Hello,
When I shut down the pytorch program by kill, I encountered the problem with the GPU(I opened two programs at the same time and then turned off).
When i use kill to close the program,GPU is still occupied.Then I found that there were two PIDs that could not kill.
What’s wrong ? thank you ?
I also had the same problem. The admin had to reboot every time this happened. Something is quite wrong in the DataParallel.
Also I’ve often experienced the following:
running on multiple GPUs with DataParallel and DataLoader (num_worker = 16), try to terminate the process with ctrl+c then program freezes. Gpus hang, including nvidia-smi or other GPU related work.
I am still encountering the GPU hang problem today, but my case is not Pytorch related.
I’m using Win7 with CUDA 10.2, writing C++ code with CUDA runtime API. Sometimes when I hit Ctrl-C, the GPU hangs and the process is in some sort of zombie state and unkillable, then I have to reboot.

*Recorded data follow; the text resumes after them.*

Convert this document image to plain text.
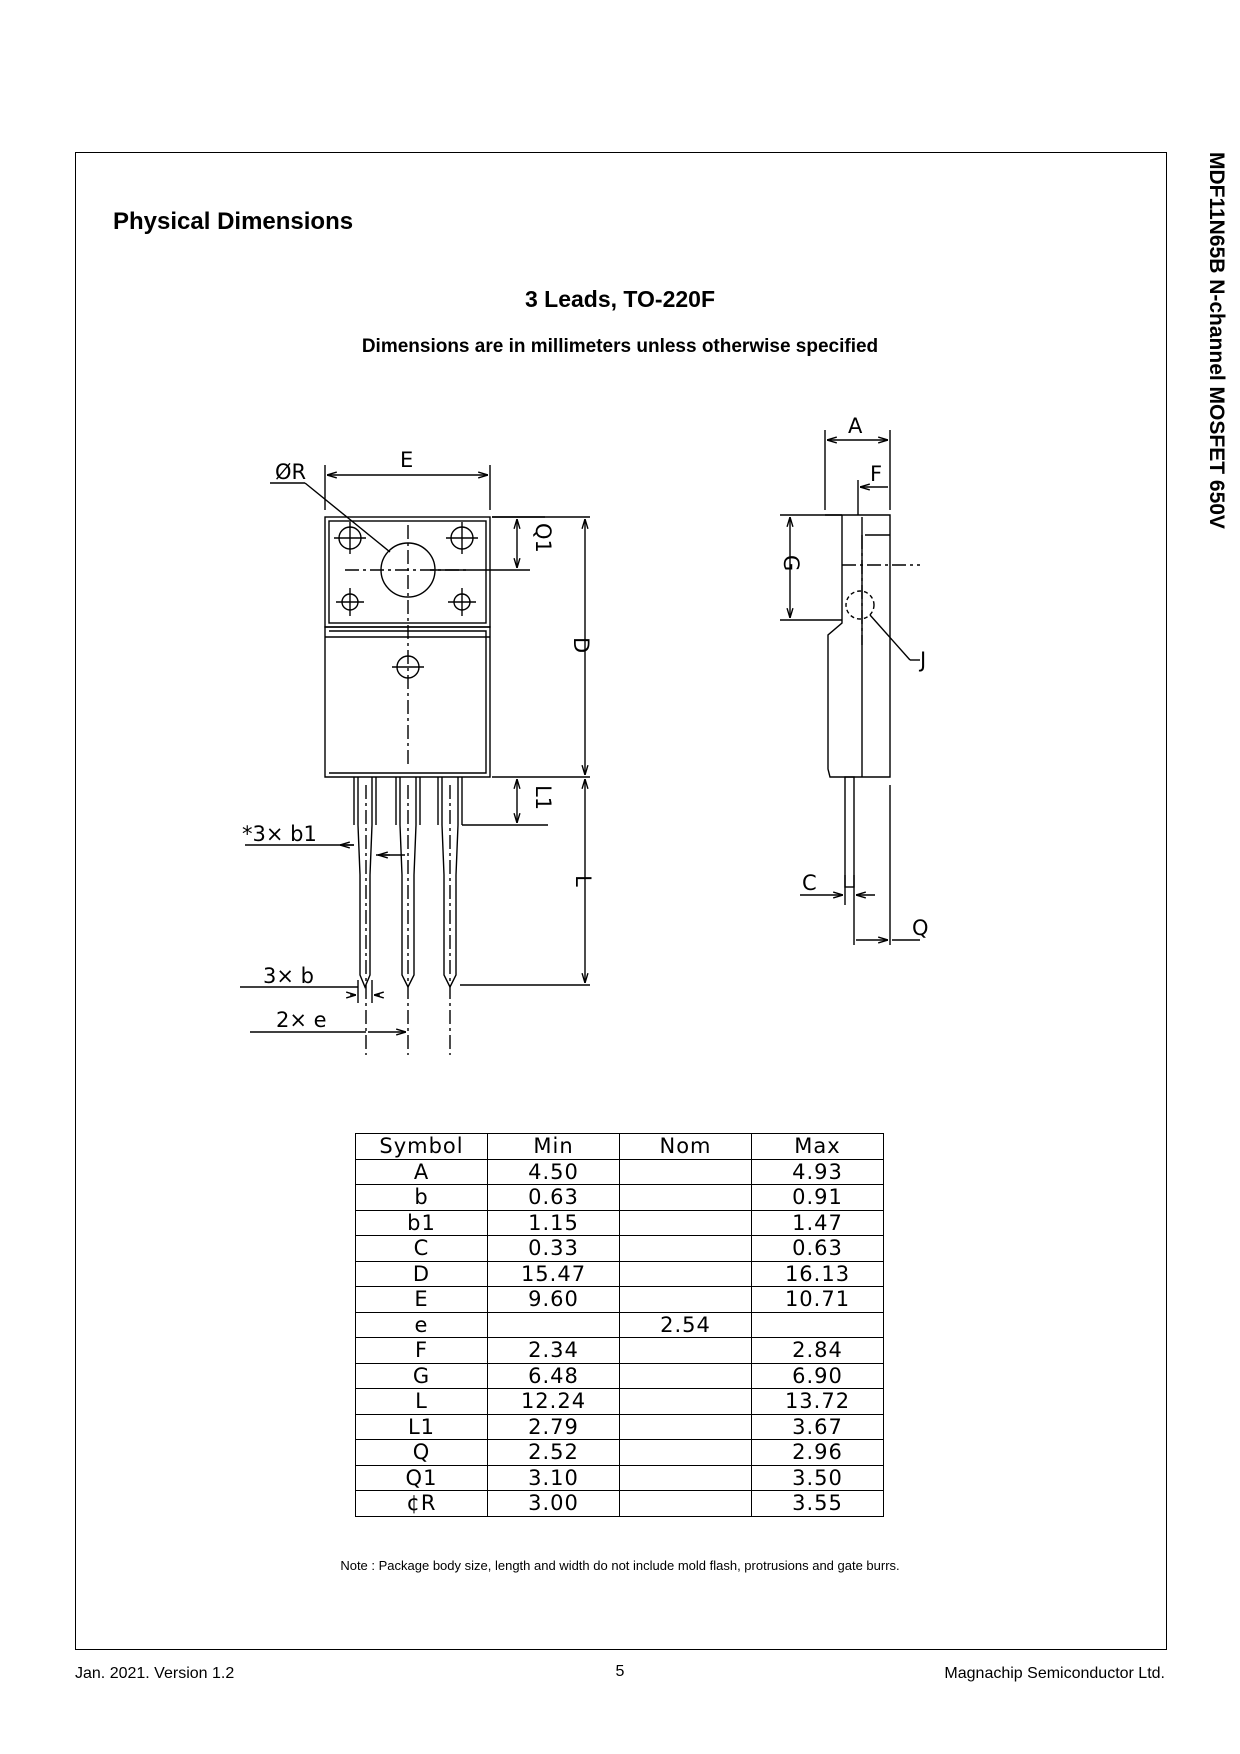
MDF11N65B N-channel MOSFET 650V
Physical Dimensions
3 Leads, TO-220F
Dimensions are in millimeters unless otherwise specified
ØR	E
Q1
D
L1
L
*3× b1
3× b
2× e
A
F
G
J
C
Q
Symbol	Min	Nom	Max
A	4.50		4.93
b	0.63		0.91
b1	1.15		1.47
C	0.33		0.63
D	15.47		16.13
E	9.60		10.71
e		2.54	
F	2.34		2.84
G	6.48		6.90
L	12.24		13.72
L1	2.79		3.67
Q	2.52		2.96
Q1	3.10		3.50
¢R	3.00		3.55
Note : Package body size, length and width do not include mold flash, protrusions and gate burrs.
Jan. 2021. Version 1.2	5	Magnachip Semiconductor Ltd.
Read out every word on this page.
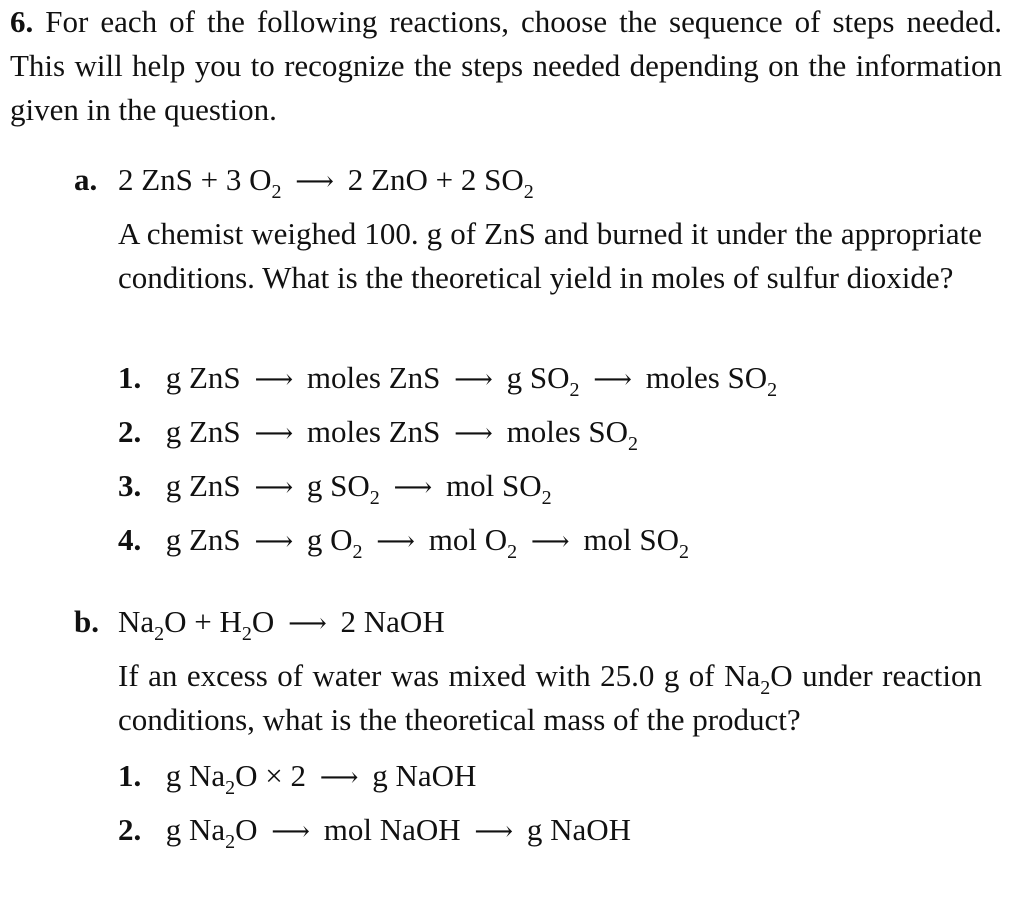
6. For each of the following reactions, choose the sequence of steps needed. This will help you to recognize the steps needed depending on the information given in the question.
a. 2 ZnS + 3 $O_2$ ⟶ 2 ZnO + 2 $SO_2$
A chemist weighed 100. g of ZnS and burned it under the appropriate conditions. What is the theoretical yield in moles of sulfur dioxide?
1. g ZnS ⟶ moles ZnS ⟶ g $SO_2$ ⟶ moles $SO_2$
2. g ZnS ⟶ moles ZnS ⟶ moles $SO_2$
3. g ZnS ⟶ g $SO_2$ ⟶ mol $SO_2$
4. g ZnS ⟶ g $O_2$ ⟶ mol $O_2$ ⟶ mol $SO_2$
b. $Na_2O + H_2O$ ⟶ 2 NaOH
If an excess of water was mixed with 25.0 g of $Na_2O$ under reaction conditions, what is the theoretical mass of the product?
1. g $Na_2O \times 2$ ⟶ g NaOH
2. g $Na_2O$ ⟶ mol NaOH ⟶ g NaOH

I conjecture that when the host code is submitting a kernel job and the kill signal arrives this will happen, without concrete evidence. If that’s the case, we might need to catch the kill signal in our code to allow graceful exit of CUDA.
@feipan664’s solution worked. But, how can we prevent this issue in advance? PID in nvidia-smi shows just the main PID of the job. And, killing that just kills the main PID, remaining intertwined PIDs.